Sushi King
- Sushi King's logo
- Company type: Subsidiary
- Industry: Food and hospitality
- Founded: 1995 in Kuala Lumpur, Malaysia
- Founder: Fumihiko Konishi
- Headquarters: Subang Jaya, Selangor, Malaysia
- Areas served: Malaysia, Indonesia
- Key people: Fumihiko Konishi, Elaine Chiew
- Products: Sushi
- Parent: Texchem Resources Bhd
- Website: sushi-king.com

= Sushi King =

Malaysian sushi restaurant chain

Sushi King Sdn. Bhd. (formerly Sushi Kin Sdn. Bhd) is a Malaysian conveyor belt sushi restaurant chain that is a subsidiary of Malaysian multinational company Texchem Resources. It was established by Japanese entrepreneur Fumihiko Konishi in 1995. In March 2016, Sushi King received halal certification from the Department of Islamic Development Malaysia (Jakim). By August 2024, Sushi King had 130 restaurants in Malaysia and two in Jakarta, Indonesia.

==History==
Sushi King was founded by Japanese pharmacist and entrepreneur Fumihiko Konishi in 1995 as a conveyer belt sushi restaurant at Yaohan department store in Kuala Lumpur. The restaurant became popular and subsequently expanded into a chain. In 2015, Japanese fast food restaurant chain Yoshinoya acquired a 28% stake in Sushi King. By 2016, Sushi King had about 100 stores in Malaysia with plans to reach 160 stores by 2020.

While Sushi King's customers were initially predominantly non-Muslim Malaysians including Malaysian Chinese, Konishi made efforts to appeal to Malay Muslim customers, who comprise the majority of Malaysia's population. To comply with Islamic halal standards, the chain ended the use of mirin rice wine and reduced the alcohol content of other ingredients; screening 150 ingredients to ensure that they were halal compliant. In March 2016, Sushi King received a halal certification from the Department of Islamic Development Malaysia (Jakim). By July 2017, the chain's Muslim customer base had risen from 22% to 40%.

On 19 March 2016, Sushi King opened its 100th store at the Aeon Mall Shah Alam. Sushi King's founder and Texchem Resources executive chairman Konishi also confirmed plans to open four new stores in Vietnam. In April 2017, Texchem established an Indonesian subsidiary called PT Sushi King Group Indonesia in order to expand its operations to Indonesia.

In July 2019, Sushi King's managing director Hiroki Mori confirmed plans to increase the number of stores in Malaysia from 135 to 200 over the next five years. Mori confirmed that the restaurant chain planned to collaborate with highway operation PLUS Expressways to establish new stores at rest and relaxation areas, petrol stations and airports.

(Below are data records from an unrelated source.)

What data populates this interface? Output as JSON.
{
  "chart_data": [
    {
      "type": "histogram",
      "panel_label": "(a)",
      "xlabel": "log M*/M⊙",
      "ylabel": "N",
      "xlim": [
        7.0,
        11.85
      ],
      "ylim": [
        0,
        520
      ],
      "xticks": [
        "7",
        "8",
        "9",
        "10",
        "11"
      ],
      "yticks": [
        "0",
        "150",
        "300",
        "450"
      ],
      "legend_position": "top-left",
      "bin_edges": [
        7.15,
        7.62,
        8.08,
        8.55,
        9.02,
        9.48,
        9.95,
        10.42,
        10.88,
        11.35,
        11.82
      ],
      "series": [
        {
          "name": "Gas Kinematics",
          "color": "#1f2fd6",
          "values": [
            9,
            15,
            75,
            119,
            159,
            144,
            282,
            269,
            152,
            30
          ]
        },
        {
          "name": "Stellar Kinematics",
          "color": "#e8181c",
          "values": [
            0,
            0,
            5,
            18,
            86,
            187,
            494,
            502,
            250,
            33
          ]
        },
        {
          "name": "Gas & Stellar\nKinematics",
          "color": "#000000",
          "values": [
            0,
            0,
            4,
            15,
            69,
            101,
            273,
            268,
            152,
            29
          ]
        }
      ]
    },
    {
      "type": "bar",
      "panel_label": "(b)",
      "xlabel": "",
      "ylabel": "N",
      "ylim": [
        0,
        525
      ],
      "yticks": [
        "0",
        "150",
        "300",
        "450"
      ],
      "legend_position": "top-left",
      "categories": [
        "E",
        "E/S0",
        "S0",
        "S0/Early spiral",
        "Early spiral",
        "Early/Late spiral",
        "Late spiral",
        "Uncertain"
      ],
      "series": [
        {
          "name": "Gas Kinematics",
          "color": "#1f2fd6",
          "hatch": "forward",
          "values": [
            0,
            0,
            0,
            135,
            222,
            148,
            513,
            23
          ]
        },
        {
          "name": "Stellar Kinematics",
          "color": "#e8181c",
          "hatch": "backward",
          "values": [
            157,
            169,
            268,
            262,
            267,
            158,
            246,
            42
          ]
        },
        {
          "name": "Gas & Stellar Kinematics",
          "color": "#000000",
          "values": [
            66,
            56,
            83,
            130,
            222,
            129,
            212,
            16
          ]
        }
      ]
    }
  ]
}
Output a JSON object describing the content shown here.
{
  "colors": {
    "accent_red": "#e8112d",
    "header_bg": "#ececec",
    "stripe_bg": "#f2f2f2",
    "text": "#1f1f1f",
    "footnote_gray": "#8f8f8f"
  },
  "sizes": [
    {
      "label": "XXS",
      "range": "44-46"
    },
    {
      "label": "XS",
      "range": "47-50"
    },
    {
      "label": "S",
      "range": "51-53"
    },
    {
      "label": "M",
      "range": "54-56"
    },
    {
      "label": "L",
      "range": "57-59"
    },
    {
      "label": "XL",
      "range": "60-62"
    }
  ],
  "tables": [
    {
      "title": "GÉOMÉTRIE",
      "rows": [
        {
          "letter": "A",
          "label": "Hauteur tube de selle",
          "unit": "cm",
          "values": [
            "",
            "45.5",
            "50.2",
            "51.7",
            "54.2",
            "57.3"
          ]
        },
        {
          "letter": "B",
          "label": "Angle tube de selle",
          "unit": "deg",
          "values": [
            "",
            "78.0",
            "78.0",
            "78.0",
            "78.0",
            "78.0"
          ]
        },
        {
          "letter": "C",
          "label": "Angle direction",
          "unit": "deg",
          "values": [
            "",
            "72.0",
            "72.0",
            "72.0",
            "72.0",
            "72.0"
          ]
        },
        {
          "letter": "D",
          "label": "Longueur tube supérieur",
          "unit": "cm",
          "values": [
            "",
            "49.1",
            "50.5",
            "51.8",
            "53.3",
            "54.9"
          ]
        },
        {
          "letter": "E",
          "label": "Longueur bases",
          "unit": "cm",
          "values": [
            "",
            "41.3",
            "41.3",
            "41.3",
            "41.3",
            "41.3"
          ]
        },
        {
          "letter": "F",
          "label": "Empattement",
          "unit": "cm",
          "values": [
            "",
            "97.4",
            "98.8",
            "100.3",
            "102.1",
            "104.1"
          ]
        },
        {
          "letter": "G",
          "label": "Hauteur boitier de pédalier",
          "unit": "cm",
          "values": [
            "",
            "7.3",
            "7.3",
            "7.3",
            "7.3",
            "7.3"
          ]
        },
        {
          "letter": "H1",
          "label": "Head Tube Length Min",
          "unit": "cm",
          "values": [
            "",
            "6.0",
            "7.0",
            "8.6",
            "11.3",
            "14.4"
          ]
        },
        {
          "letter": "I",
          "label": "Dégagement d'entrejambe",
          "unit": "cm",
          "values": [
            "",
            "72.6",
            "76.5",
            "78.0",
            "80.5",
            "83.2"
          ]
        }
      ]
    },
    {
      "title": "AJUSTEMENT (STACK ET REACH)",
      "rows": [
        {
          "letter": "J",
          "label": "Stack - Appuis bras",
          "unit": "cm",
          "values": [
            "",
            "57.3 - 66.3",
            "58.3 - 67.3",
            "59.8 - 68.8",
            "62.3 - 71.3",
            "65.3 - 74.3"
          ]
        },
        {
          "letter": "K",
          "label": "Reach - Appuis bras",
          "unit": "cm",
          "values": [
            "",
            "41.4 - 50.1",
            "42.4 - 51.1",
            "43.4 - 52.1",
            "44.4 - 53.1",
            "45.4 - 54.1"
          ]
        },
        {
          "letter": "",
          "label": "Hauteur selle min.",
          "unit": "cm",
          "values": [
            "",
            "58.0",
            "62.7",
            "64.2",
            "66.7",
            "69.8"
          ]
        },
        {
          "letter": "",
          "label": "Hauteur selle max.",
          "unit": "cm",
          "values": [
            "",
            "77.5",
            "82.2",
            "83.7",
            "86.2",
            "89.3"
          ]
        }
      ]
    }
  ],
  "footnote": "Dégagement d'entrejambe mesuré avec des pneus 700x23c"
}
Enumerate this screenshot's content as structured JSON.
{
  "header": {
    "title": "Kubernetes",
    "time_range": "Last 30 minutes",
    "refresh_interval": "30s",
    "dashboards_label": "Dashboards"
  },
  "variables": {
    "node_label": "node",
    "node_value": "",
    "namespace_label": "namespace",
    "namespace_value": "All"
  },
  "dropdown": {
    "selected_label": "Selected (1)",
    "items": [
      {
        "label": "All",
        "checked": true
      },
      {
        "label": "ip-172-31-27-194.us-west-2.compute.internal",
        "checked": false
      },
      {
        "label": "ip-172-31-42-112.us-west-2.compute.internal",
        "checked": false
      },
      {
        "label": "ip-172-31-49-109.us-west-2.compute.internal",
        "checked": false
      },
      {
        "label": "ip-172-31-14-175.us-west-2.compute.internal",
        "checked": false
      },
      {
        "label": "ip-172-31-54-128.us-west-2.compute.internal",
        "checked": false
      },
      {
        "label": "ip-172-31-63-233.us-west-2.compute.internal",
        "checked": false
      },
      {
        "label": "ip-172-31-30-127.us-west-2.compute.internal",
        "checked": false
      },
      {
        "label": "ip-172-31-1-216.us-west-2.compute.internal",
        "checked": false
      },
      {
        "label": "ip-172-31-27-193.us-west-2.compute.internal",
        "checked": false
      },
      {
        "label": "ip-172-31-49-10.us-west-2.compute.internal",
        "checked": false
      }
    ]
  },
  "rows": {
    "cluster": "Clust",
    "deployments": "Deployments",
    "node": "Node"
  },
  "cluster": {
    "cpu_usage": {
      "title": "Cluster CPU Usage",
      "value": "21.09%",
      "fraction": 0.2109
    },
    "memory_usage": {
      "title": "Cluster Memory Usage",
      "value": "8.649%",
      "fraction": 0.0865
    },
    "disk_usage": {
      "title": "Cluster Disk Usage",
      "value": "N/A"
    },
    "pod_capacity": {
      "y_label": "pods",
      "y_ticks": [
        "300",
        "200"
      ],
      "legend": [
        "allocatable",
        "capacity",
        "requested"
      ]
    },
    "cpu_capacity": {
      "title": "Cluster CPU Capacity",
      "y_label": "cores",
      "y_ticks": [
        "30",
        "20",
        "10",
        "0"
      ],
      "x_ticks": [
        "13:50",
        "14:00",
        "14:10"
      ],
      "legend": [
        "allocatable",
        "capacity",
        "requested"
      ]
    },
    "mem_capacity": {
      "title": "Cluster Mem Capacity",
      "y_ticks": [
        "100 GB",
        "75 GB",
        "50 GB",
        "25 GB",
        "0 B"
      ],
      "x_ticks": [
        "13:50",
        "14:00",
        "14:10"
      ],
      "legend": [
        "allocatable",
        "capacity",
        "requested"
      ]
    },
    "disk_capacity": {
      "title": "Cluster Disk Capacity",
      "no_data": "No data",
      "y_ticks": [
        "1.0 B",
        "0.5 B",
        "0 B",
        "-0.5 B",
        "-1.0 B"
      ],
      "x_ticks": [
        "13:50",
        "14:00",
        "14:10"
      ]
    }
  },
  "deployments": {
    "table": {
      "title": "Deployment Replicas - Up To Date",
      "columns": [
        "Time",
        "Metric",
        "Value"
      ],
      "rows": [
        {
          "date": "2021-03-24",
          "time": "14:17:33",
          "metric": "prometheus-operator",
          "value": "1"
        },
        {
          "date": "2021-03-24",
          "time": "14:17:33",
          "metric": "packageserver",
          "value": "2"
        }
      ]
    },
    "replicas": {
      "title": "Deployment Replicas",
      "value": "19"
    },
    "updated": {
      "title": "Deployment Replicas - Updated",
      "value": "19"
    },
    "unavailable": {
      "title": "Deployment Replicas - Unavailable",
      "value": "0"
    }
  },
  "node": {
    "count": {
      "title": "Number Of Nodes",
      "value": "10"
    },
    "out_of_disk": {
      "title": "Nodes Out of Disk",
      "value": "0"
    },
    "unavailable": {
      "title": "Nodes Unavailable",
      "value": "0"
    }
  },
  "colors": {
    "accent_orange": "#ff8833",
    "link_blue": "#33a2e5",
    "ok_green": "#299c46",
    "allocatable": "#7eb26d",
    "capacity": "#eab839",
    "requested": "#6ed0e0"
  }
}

During the COVID-19 pandemic, Sushi King's parent company Texchem Resources implemented various rationalisation initiatives including closing its Indonesian operations and reducing the number of its Malaysian stores from 150 to 121, which decreased the 2021 tax losses for Sushi King's restaurant division from RM15 million to RM1.3 million.

In January 2022, Yoshinoya Holdings sold its 28% share in Sushi King, citing the economic impact of the COVID-19 pandemic on the Malaysian economy. In February 2022, Texchem Resources dissolved its Vietnamese subsidiary Sushi King Co Ltd (SKCL), citing the economic impact of the COVID-19 pandemic and market uncertainty in Vietnam.

In April 2022, Texchem Resources confirmed plans to establish cheaper kiosk and satellite stores to take advantage of the post-COVID reopening of the Malaysian economy. The company allocated RM10 million to open several new stores including 20 kiosks in 2022. To reduce manpower requirements, Sushi King also introduced self-order kiosks and robotic trays in addition to new menu creations and intensified marketing activities. In December 2022, Sushi King Malaysia issued an apology after a Malaysian customer circulated a TikTok video of maggots in a Shoyu bottle at a Sushi King restaurant.

In April 2024, Texchem Resources appointed former Nando's Malaysia's head of marketing Elaine Chiew as Sushi King's general manager for marketing. In August 2024, Texchem Resources confirmed plans to re-establish its Indonesian operations, setting up two stores in Jakarta in November and December 2024. Konishi confirmed plans to establish 10 more Sushi King stores in Jakarta and other major cities, with the goal of establishing 150 new restaurants in Indonesia over the next five to ten years.